The results clearly indicate that a person seeking to raise a family in London would likely be interested in living within the borough 'Kingston upon Thames', due to the most recent data (2016) suggesting that the crime rates are lower, and therefore more safe. However, with high theft and violence, there are much safer places to raise a family outside of London - might I suggest Cambridge? It is a good comprimise, and short commute from London.

So, you want to live in __'Kingston upon Thames'__, but where abouts within the borough? Here is a summary to help you choose:

- *Cluster 1*: Most common venue: __Grocery stores__. These are very common in London, and therefore you may want to prioritise other venues.


- *Cluster 2*: Most common venue: __Health & Beauty Service__. These are not so common a venue, and therefore this cluster would suit you in you love getting your hair and nails done while wearing a mud mask!

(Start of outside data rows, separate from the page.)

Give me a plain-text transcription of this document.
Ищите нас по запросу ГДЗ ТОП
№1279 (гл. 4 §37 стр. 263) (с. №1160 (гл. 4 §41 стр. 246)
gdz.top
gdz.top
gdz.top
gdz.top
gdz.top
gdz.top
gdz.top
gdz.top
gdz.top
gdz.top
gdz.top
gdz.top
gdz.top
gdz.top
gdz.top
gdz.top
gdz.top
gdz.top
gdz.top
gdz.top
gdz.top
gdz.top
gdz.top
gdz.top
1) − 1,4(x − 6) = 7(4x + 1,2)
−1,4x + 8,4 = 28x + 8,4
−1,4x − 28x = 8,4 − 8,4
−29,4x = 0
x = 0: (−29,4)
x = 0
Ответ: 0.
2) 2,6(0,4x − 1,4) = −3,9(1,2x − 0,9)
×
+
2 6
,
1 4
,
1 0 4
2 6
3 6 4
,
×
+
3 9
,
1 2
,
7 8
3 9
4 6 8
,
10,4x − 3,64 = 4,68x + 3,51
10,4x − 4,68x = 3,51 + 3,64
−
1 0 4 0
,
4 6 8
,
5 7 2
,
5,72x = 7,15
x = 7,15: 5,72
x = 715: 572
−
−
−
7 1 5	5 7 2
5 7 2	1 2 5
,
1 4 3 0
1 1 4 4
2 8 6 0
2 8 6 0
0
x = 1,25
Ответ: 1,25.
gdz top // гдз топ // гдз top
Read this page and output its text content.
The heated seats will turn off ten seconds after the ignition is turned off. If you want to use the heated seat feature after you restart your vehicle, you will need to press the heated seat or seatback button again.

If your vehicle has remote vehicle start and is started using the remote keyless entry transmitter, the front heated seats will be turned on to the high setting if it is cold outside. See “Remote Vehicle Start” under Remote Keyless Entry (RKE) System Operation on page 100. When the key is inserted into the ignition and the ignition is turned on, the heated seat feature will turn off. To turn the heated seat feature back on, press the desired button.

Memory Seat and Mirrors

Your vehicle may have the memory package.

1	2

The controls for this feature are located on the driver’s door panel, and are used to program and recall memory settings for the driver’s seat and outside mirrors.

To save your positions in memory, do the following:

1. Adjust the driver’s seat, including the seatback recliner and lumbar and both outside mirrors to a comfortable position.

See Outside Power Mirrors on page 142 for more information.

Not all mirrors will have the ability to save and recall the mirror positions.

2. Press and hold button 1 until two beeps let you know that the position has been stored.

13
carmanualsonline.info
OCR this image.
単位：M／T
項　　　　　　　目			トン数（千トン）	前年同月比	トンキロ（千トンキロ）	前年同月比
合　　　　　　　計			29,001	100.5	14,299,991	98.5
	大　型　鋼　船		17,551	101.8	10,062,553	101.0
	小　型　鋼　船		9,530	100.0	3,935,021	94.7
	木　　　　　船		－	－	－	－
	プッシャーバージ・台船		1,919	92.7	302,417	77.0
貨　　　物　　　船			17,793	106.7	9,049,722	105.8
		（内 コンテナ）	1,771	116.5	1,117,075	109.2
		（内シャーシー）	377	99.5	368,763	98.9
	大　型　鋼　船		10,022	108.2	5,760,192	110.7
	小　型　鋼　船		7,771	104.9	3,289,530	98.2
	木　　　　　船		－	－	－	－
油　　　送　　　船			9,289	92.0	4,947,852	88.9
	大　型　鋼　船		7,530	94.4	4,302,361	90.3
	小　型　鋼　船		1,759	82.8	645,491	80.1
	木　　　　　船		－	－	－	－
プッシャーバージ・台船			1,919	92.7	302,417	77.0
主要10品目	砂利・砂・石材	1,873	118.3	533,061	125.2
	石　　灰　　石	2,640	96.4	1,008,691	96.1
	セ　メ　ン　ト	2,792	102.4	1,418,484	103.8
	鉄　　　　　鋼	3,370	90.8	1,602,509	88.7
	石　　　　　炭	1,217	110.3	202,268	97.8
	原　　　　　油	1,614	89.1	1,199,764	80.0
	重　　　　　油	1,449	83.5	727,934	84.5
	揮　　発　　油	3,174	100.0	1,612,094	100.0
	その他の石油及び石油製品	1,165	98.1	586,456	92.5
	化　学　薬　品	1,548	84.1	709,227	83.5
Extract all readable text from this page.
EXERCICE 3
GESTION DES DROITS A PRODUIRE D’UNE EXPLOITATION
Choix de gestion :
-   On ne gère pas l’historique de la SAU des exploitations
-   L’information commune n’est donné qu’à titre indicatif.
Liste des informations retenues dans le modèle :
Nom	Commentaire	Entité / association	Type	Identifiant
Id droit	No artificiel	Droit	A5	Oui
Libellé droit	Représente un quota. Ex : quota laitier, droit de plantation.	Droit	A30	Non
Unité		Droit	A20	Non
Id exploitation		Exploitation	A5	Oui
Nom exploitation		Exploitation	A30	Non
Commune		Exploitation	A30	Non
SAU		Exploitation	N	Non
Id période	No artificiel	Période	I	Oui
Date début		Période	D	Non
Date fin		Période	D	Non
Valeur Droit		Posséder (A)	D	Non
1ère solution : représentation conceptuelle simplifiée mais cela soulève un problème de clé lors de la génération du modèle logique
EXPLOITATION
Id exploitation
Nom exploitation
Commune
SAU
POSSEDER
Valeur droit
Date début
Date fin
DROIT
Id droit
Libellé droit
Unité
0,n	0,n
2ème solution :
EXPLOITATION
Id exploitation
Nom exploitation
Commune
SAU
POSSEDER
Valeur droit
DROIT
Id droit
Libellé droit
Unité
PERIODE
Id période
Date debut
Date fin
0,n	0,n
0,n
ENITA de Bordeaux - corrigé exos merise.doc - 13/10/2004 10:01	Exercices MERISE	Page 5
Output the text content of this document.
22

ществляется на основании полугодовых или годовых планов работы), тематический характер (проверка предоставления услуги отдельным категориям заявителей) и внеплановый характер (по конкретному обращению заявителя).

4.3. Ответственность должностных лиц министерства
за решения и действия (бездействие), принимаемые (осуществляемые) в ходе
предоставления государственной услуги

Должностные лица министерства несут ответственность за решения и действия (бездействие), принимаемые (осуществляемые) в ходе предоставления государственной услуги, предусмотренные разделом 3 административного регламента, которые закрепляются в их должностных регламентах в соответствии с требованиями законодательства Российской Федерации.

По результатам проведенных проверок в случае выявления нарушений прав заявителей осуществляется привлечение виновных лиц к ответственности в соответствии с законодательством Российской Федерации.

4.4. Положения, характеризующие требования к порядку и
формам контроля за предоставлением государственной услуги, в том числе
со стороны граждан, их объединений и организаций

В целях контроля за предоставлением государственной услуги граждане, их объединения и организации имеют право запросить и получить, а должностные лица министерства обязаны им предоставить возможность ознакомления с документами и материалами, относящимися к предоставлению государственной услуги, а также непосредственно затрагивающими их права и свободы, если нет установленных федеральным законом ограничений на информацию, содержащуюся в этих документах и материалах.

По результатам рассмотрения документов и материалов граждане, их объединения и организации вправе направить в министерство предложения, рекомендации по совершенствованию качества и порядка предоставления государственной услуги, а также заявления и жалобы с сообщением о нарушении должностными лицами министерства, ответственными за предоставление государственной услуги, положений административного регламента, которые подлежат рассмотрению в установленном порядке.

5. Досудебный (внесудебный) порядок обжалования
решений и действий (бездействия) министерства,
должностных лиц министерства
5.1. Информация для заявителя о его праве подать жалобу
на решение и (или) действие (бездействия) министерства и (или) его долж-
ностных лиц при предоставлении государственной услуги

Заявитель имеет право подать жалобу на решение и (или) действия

- *Cluster 3*: Most common venue: __Train Station__. In my opinion, this is where you want to be. A nearby train station can open a lot of doors in London, but watch out, the house prices are steeper!


- *Cluster 4*: Most common venue: __Indian Restaurants__ and __Coffee Shops__. Are you a foodie, excellent! This cluster is a good mix for social life.


- *Cluster 5*: Most common venue: __Gym__. If you looking to lift weights, it may well be worth picking this cluster. The closer the gym, the weaker the excuses. P.S. If you are running on a treadmill, I suggest you run outside instead. It's free, and much more fun!



---

## Conclusion

'Kingston upon Thames' has the lowest crime rate over any other borough in London, and therefore it is likely the best place to raise a London-based family.

Theft and violent crime are alarmingly high, and so this must be considered. A more extensive comparion of data would provide greater confidence in the obtained results, but this report has been sucessful in establishing indicators that aid in making a better decision about where to live within London.

There are a wide variety of venues in London, which is emphasised by the fact that each of the 5 clusters reported different most common venues. More cross-referencing of data would improve the reliablity of results.